2022 David Lambert “Hunger Fighter” Scholar found his passion early in life

AMES, Iowa – Iowa State University (ISU) Junior in agronomy and agribusiness, Christopher Meyer, is named as the 2022 David Lambert “Hunger Fighter” scholar.   Administered by the ISU Seed Science Center (SSC), the $1,000 “Hunger Fighter” scholarship is awarded to one sophomore or junior each year who exhibits a demonstrated interest in seed science, global food security, and/or childhood nutrition. Recipients are selected based on academic excellence, leadership skills and interpersonal skills.

David Lambert served as a Distinguished Fellow at the ISU SSC.  He was a tireless champion of child nutrition, food safety, biotechnology,  and global food security.  He was recognized internationally as an expert in global food security, and he was a passionate advocate of engaging youth in the fight against world hunger.  Additionally, he served to promote the World Food Prize.  This scholarship was established with contributions from his family and friends who wished to honor his memory and the strides he made to address global food security.

 “It’s uplifting to see today’s youth engaged in improving the livelihoods of those less fortunate following in David’s footsteps,” Manjit Misra, SSC Director, said. “Through the gift of this scholarship, we can help to inspire the next generation of hunger fighters.
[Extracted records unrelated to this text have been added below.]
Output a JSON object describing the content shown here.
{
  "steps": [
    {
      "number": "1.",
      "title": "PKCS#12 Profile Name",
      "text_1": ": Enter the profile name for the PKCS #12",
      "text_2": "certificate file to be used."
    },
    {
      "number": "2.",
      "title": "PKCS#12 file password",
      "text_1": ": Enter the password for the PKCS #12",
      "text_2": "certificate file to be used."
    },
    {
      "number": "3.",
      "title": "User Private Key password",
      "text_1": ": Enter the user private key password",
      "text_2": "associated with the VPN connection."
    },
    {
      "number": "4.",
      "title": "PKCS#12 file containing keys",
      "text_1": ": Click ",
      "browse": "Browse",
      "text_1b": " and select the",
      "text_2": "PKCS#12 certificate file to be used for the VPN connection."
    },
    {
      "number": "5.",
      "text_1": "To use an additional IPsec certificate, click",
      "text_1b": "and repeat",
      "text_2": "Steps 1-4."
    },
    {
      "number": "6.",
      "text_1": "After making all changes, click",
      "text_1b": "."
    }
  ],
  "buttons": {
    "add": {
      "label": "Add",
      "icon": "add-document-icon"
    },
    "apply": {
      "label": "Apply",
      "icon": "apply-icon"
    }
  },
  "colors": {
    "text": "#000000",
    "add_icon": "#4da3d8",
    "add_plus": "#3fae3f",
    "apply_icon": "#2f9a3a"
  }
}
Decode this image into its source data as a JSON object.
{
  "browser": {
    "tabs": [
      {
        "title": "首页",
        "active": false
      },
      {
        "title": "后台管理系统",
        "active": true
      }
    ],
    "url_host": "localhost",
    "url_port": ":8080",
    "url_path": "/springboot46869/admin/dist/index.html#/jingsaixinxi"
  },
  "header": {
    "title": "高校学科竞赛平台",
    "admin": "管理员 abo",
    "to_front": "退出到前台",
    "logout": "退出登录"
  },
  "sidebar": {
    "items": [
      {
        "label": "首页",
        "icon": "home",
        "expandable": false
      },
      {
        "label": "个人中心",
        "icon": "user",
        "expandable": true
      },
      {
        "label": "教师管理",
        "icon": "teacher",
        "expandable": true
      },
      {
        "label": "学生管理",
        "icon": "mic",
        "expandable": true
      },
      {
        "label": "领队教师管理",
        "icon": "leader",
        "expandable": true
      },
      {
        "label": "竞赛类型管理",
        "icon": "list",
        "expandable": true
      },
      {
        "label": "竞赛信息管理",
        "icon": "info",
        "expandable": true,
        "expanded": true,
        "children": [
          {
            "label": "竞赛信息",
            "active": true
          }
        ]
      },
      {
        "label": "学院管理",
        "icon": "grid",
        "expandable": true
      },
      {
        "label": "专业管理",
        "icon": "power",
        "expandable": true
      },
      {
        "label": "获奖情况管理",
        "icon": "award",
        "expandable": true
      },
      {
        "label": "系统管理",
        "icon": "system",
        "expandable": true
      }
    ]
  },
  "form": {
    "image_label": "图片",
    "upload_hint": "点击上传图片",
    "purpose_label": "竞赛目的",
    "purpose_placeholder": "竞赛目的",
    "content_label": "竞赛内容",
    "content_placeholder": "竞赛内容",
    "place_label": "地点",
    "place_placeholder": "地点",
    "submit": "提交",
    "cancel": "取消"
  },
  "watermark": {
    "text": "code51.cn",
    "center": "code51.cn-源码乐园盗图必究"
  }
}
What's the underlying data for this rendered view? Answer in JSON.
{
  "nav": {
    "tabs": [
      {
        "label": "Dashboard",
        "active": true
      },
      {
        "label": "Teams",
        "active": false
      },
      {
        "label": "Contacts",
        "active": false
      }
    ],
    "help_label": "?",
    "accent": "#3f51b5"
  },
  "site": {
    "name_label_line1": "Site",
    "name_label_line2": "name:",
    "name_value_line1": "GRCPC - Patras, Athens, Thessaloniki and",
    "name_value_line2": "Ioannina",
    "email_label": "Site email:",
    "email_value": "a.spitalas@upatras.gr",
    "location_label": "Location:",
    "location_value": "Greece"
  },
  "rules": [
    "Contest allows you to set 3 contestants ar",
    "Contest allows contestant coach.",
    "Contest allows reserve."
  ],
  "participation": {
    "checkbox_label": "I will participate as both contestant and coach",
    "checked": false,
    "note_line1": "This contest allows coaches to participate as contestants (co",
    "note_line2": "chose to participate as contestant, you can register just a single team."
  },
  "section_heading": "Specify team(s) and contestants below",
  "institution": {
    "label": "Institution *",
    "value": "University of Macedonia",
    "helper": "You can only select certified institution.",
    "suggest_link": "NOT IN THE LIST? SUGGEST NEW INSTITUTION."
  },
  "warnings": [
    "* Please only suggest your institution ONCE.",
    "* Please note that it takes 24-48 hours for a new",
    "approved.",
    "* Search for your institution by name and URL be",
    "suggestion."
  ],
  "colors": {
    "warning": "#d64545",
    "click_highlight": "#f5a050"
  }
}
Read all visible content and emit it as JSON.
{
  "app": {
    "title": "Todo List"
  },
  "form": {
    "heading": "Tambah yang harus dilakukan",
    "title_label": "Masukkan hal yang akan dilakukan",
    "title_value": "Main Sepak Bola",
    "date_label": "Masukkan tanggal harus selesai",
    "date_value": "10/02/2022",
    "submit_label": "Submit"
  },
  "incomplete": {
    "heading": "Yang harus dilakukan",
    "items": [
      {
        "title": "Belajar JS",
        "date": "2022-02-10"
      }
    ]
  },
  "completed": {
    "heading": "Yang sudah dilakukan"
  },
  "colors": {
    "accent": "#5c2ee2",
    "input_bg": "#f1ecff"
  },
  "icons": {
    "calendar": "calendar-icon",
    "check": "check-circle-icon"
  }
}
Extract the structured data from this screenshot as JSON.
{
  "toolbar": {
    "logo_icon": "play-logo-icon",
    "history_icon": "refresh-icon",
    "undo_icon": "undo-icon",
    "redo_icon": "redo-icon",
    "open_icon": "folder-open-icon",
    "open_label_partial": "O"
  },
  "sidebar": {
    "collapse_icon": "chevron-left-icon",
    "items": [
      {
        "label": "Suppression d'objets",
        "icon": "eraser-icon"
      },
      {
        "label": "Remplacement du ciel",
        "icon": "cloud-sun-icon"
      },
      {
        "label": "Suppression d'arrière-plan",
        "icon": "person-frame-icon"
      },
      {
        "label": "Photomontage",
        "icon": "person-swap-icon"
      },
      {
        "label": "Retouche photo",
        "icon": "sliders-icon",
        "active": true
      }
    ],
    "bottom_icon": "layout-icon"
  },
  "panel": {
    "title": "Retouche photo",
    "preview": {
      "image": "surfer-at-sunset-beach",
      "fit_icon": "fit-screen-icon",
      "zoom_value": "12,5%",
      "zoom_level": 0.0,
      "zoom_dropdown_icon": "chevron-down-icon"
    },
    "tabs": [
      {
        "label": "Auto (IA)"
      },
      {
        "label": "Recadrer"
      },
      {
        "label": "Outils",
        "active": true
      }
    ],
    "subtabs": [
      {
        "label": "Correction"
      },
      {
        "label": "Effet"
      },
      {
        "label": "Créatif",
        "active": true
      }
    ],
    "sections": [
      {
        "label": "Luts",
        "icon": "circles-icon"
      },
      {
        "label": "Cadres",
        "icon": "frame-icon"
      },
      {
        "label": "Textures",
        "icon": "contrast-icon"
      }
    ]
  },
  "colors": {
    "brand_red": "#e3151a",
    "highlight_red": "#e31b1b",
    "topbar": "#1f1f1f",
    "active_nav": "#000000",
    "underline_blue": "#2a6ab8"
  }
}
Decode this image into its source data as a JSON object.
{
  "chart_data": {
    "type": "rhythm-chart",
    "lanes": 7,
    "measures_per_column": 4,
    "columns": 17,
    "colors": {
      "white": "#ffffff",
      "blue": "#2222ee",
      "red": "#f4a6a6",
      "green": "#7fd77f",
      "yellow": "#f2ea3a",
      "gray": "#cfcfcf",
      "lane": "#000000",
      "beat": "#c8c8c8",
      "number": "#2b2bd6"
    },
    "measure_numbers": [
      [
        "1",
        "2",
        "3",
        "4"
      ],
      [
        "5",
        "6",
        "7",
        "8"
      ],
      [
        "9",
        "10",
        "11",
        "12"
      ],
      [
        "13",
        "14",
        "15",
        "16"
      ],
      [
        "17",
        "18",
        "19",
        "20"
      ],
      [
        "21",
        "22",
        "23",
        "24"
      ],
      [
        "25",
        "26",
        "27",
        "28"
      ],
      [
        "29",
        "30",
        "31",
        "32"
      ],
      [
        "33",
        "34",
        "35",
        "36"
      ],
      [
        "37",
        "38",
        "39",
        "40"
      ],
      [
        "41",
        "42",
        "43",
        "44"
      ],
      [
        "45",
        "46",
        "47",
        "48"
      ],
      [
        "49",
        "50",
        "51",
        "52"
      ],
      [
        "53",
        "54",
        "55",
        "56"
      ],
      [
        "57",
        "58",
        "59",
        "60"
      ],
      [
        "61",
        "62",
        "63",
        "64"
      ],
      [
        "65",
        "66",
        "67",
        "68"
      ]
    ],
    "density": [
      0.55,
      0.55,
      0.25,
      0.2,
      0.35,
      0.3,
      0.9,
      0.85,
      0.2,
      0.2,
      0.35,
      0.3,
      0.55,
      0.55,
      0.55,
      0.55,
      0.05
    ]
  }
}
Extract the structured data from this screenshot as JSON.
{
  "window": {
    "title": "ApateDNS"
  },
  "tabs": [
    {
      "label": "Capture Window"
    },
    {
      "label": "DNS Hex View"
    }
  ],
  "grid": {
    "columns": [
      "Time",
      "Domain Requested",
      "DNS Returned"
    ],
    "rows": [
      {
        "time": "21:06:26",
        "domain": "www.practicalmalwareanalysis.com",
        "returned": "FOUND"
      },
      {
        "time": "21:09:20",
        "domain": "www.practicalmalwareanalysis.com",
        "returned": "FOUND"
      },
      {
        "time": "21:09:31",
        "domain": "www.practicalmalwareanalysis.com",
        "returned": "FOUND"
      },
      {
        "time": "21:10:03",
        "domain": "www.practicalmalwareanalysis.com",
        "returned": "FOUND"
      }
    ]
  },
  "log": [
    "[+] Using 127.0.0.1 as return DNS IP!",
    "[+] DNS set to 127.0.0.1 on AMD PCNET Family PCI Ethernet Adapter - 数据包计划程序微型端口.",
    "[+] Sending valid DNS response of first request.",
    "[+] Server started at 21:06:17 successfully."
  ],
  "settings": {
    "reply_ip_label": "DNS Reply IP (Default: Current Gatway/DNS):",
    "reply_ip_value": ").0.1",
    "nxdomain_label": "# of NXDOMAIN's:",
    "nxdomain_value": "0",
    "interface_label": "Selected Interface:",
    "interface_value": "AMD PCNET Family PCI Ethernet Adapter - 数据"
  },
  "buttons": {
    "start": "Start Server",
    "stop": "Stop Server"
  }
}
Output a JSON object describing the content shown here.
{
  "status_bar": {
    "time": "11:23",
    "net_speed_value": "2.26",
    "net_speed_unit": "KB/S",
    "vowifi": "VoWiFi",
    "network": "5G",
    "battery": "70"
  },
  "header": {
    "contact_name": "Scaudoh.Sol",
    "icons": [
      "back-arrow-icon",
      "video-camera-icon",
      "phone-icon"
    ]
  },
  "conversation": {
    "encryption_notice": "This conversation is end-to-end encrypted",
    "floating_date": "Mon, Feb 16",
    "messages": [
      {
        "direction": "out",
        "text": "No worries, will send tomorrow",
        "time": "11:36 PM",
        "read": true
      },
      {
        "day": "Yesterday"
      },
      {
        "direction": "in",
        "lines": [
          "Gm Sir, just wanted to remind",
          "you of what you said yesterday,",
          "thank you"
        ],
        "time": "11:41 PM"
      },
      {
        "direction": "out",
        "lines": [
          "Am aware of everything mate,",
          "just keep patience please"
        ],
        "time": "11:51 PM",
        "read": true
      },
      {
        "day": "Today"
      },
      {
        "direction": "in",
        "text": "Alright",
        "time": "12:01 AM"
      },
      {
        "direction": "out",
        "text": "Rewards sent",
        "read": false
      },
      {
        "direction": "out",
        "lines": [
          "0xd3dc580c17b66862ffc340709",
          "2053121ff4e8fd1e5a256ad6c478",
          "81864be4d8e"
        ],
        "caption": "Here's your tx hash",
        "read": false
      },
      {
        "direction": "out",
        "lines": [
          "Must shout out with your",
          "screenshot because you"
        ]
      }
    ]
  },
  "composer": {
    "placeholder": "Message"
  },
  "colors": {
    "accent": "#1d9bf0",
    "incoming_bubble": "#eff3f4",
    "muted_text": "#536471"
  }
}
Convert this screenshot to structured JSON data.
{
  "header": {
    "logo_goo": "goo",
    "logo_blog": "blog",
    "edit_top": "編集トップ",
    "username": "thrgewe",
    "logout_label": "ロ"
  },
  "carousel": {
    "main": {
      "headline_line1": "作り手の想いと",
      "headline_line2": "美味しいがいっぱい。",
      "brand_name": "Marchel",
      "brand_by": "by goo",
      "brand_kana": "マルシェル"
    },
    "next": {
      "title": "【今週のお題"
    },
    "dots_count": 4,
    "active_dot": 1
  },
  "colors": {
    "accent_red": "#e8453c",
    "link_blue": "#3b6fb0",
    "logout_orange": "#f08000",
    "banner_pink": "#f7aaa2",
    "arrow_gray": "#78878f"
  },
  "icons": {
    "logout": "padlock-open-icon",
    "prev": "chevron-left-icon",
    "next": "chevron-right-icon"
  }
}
And that is the very best way that we can honor David and continue his legacy.”

Christopher grew up on a farm in Iowa and says that his experiences at the Iowa Youth Institute and the World Food Prize experiences in high school led him to his passion for agronomy and fighting world hunger. 

“My passion for agriculture started my junior year of high school,” Christopher said. “Growing up on a farm, I was surrounded by agriculture. Everything from baling hay, riding horses, and raising strawberries in a strawberry patch was part of my daily routine.”

He has been involved in the Global Youth Institute where he says he met “amazing people from across the world” and, through the WFP, he discovered the work of Dr. Norman Borlaug.

“I came to Ames and was surrounded by hunger,” Christopher said. “I remember on the car ride home with my oldest sister, telling her that I wanted to go to Iowa State and major in agronomy. I am so fortunate for the opportunity that I had. I am so grateful for the World Food Prize for kickstarting my passion for agronomy and fighting world hunger.”

At Iowa State, he has organized free cooking workshops for students, where they learn to cook balanced, nutritious, and affordable meals.  These classes help food-insecure students at ISU learn ways to eat healthier while staying within a budget. 

Christopher says he hopes to one day leave a lasting life legacy, as Dr. Borlaug did. 

“The idea of ending world hunger and eliminating food insecurity has motivated me through all my classes, volunteering, and leadership positions,” said Christopher. “What Norman Borlaug taught me is that coming from a small town in Iowa, I can have an immense impact that motivates and saves millions of people.”